At this point, anything I say or learn about communism and history outside of the mainstream liberal interpretations of it will get me labeled an extremist, so why stop trying to learn about these different perspectives? It’s not like it makes me close-minded. On the contrary, it takes a pretty open mind to even begin to learn about communism in good faith.
I do self-doubt and self-criticize what I believe in, by the way. You would assume I don’t because why would “extremists” do such a thing? Well, think about how much self-criticism and self-doubt pave the way when learning about communism in a world dominated by liberalism. You learn the Cold War narrative of communism all of your life and it’s not something you can easily escape, so I always have self-doubt in my mind about what I believe in, but that’s why I have to keep an open mind and be both critical and self-critical when I learn. It’s self-criticism, though, not present-your-criticism, so it’s a private process, but that doesn’t mean you should assume it doesn’t happen.
Anyways, I didn’t address any of your specific points. I really just wanted to paint you a picture of why some people may be the way you’re describing and how the term “extremist” in this context is loaded with a lot of assumptions about people and politics. People like to immediately jump to psychologically profiling “extremists” and I think that’s rather annoying.
Honestly, I’m tired of discussions of Lemmy from outside the Lemmy community. It’s always the same stuff: “blah blah slur filter so use Lenny, blah blah against free speech, blah blah full of leftists and not centrists like me, blah blah admins are anti-diversity.” For as much as HN complains about Reddit sometimes, these HN comments essentially mirror Reddit comments about Lemmy.
All these topics have been done to death at this point, but it’s even worse when it’s clear that some of these people aren’t even a part of the community and yet there they are criticizing it in the same way everyone else has already.
It would just be nice to see discussions and criticisms of Lemmy from other angles. Something like talking about its place in the current iteration of the Web, or about its UX, or even its community, but from an non-reactionary angle. To me, Lemmy is an experiment, a social one that’s currently seeing how communities form and change through federation, moderation, and community feedback. It’s not perfect, but dismissing it as a project and experiment just because of something as simple as a slur filter is reductive and ridiculous, to be quite honestly.
Ultimately, though, I’m not obligated to read what these people write, and they’re not obligated to write how I want, so my complaints are useless, unproductive, and mostly me being defensive because of criticism thrown toward a community that I’m a part of. Still, though, it would just be nice to have something more refreshing.
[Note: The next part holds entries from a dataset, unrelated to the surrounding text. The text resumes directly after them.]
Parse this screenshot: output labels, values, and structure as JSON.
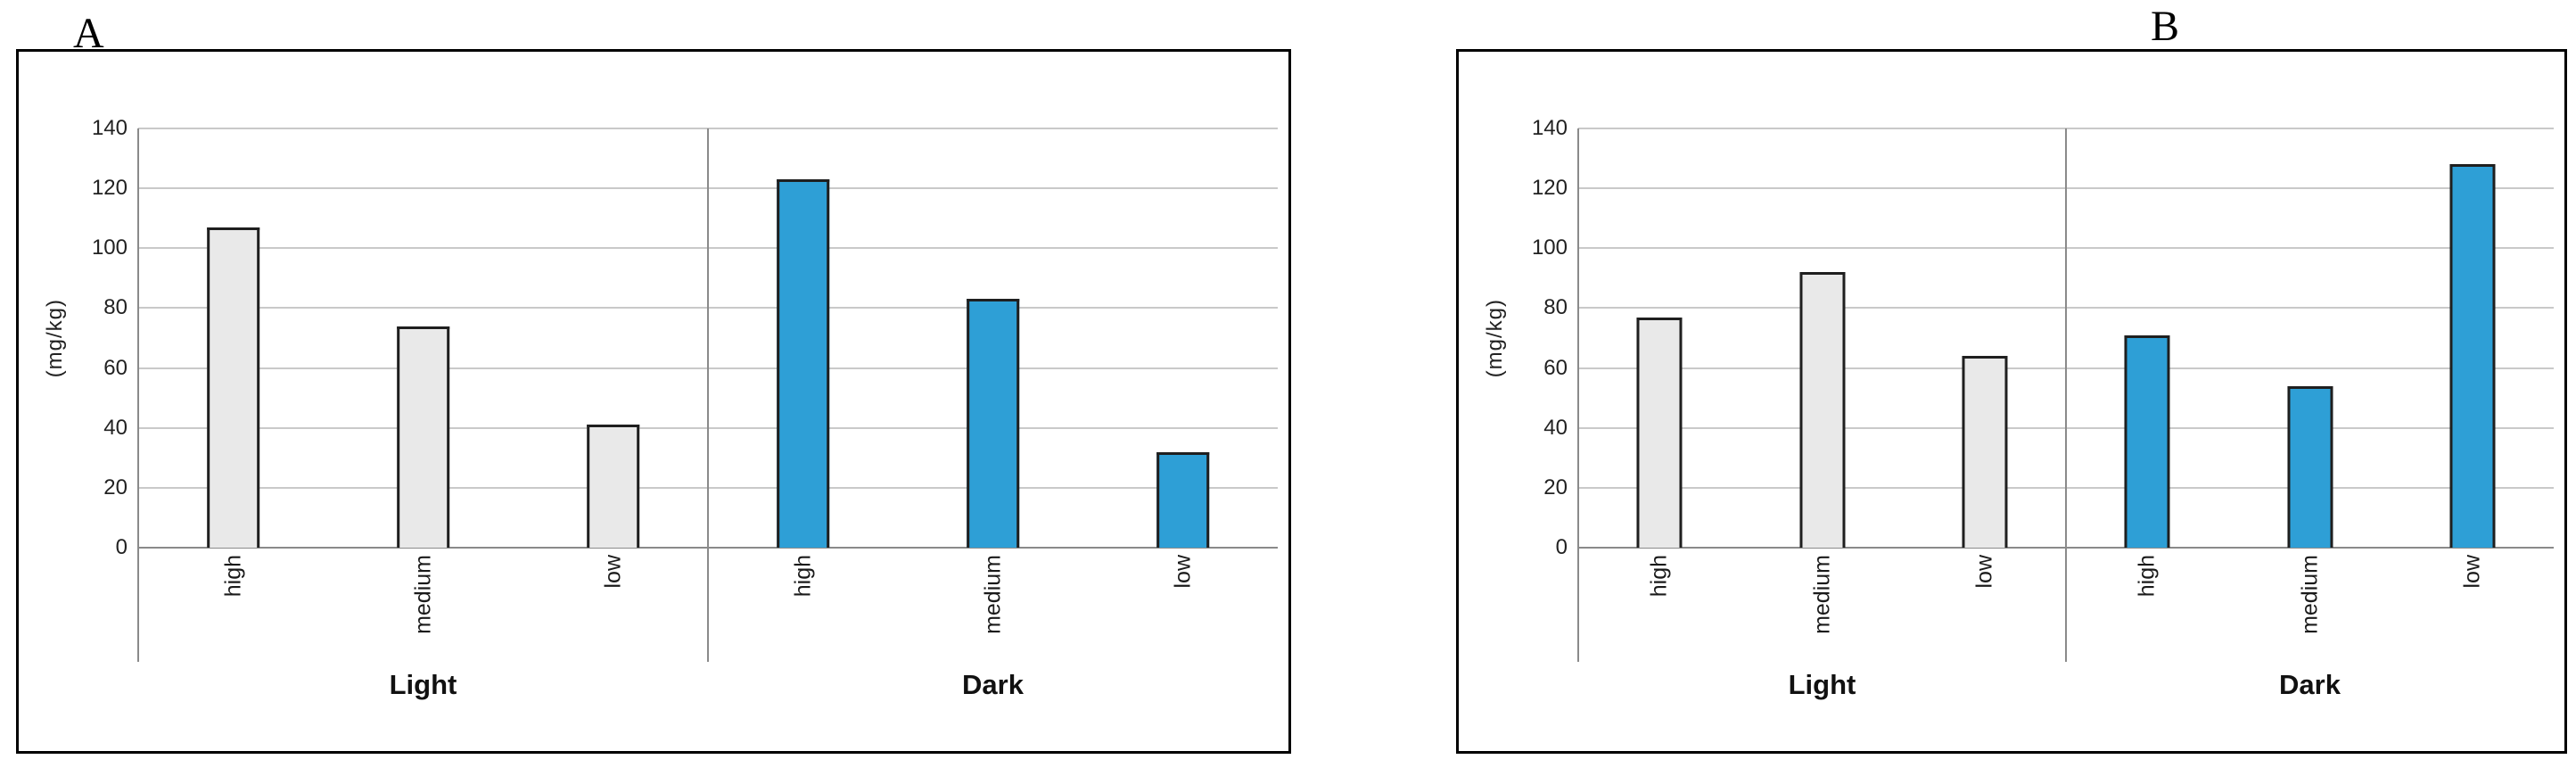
{
  "figure": {
    "panel_a_label": "A",
    "panel_b_label": "B"
  },
  "colors": {
    "light_bar_fill": "#e9e9e9",
    "dark_bar_fill": "#2e9fd6",
    "bar_border": "#1f1f1f",
    "gridline": "#c9c9c9",
    "axis_line": "#8a8a8a"
  },
  "chart_data": [
    {
      "id": "A",
      "type": "bar",
      "title": "",
      "xlabel": "",
      "ylabel": "(mg/kg)",
      "ylim": [
        0,
        140
      ],
      "ytick_step": 20,
      "grid": true,
      "legend": false,
      "groups": [
        {
          "label": "Light",
          "bar_color": "#e9e9e9",
          "categories": [
            "high",
            "medium",
            "low"
          ],
          "values": [
            107,
            74,
            41
          ]
        },
        {
          "label": "Dark",
          "bar_color": "#2e9fd6",
          "categories": [
            "high",
            "medium",
            "low"
          ],
          "values": [
            123,
            83,
            32
          ]
        }
      ]
    },
    {
      "id": "B",
      "type": "bar",
      "title": "",
      "xlabel": "",
      "ylabel": "(mg/kg)",
      "ylim": [
        0,
        140
      ],
      "ytick_step": 20,
      "grid": true,
      "legend": false,
      "groups": [
        {
          "label": "Light",
          "bar_color": "#e9e9e9",
          "categories": [
            "high",
            "medium",
            "low"
          ],
          "values": [
            77,
            92,
            64
          ]
        },
        {
          "label": "Dark",
          "bar_color": "#2e9fd6",
          "categories": [
            "high",
            "medium",
            "low"
          ],
          "values": [
            71,
            54,
            128
          ]
        }
      ]
    }
  ]
}
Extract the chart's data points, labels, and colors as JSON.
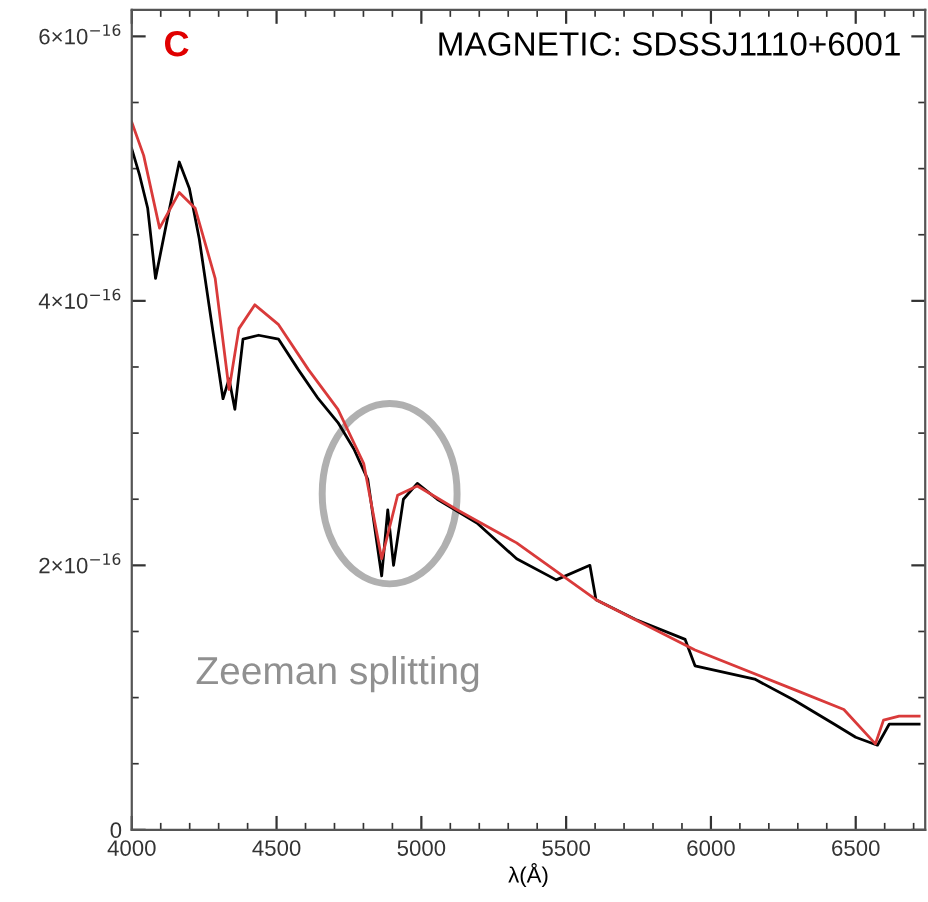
{
  "chart_data": {
    "type": "line",
    "title": "MAGNETIC: SDSSJ1110+6001",
    "xlabel": "λ(Å)",
    "annotations": [
      "C",
      "Zeeman splitting"
    ],
    "series": [
      {
        "color": "#000000",
        "x": [
          4000,
          4027,
          4055,
          4082,
          4123,
          4164,
          4199,
          4233,
          4274,
          4315,
          4336,
          4356,
          4384,
          4438,
          4507,
          4575,
          4644,
          4712,
          4767,
          4815,
          4863,
          4884,
          4904,
          4938,
          4986,
          5055,
          5192,
          5329,
          5466,
          5582,
          5603,
          5740,
          5911,
          5945,
          6151,
          6288,
          6425,
          6500,
          6575,
          6616,
          6719
        ],
        "values": [
          5.15e-16,
          4.95e-16,
          4.7e-16,
          4.17e-16,
          4.62e-16,
          5.05e-16,
          4.85e-16,
          4.47e-16,
          3.86e-16,
          3.26e-16,
          3.41e-16,
          3.18e-16,
          3.71e-16,
          3.74e-16,
          3.71e-16,
          3.48e-16,
          3.26e-16,
          3.08e-16,
          2.88e-16,
          2.65e-16,
          1.92e-16,
          2.42e-16,
          2e-16,
          2.5e-16,
          2.62e-16,
          2.5e-16,
          2.32e-16,
          2.05e-16,
          1.89e-16,
          2e-16,
          1.74e-16,
          1.59e-16,
          1.44e-16,
          1.24e-16,
          1.14e-16,
          9.8e-17,
          8e-17,
          7e-17,
          6.4e-17,
          8e-17,
          8e-17
        ]
      },
      {
        "color": "#d93a3a",
        "x": [
          4000,
          4041,
          4096,
          4164,
          4219,
          4288,
          4336,
          4370,
          4425,
          4507,
          4610,
          4712,
          4801,
          4863,
          4918,
          4986,
          5123,
          5329,
          5603,
          5945,
          6288,
          6459,
          6568,
          6596,
          6650,
          6719
        ],
        "values": [
          5.35e-16,
          5.1e-16,
          4.55e-16,
          4.82e-16,
          4.7e-16,
          4.17e-16,
          3.33e-16,
          3.79e-16,
          3.97e-16,
          3.82e-16,
          3.48e-16,
          3.18e-16,
          2.77e-16,
          2.05e-16,
          2.53e-16,
          2.6e-16,
          2.42e-16,
          2.17e-16,
          1.74e-16,
          1.36e-16,
          1.06e-16,
          9.1e-17,
          6.5e-17,
          8.3e-17,
          8.6e-17,
          8.6e-17
        ]
      }
    ],
    "xlim": [
      4000,
      6740
    ],
    "ylim": [
      0,
      6.2e-16
    ],
    "xticks": [
      4000,
      4500,
      5000,
      5500,
      6000,
      6500
    ],
    "yticks": [
      0,
      {
        "value": 2e-16,
        "label": "2×10$^{−16}$"
      },
      {
        "value": 4e-16,
        "label": "4×10$^{−16}$"
      },
      {
        "value": 6e-16,
        "label": "6×10$^{−16}$"
      }
    ],
    "grid": false,
    "legend": false,
    "marker": "none",
    "line_style": "solid"
  }
}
I quite liked it. You could recognize users, everyone was generally nice, you could leave for a month without feeling like you missed out, conflict wasn’t worth it most of the time so you’d see it to a lesser degree than compared to the conflict generated in just the past week, and the vegan community thrived. I actually started having conversations with some Lemmy users outside of Lemmy!
I remember how exciting it was when federation was enabled and the handful of instances could finally hang out together.
It was quiet and peaceful, but drama would happen once every couple of months that was both entertaining and annoying.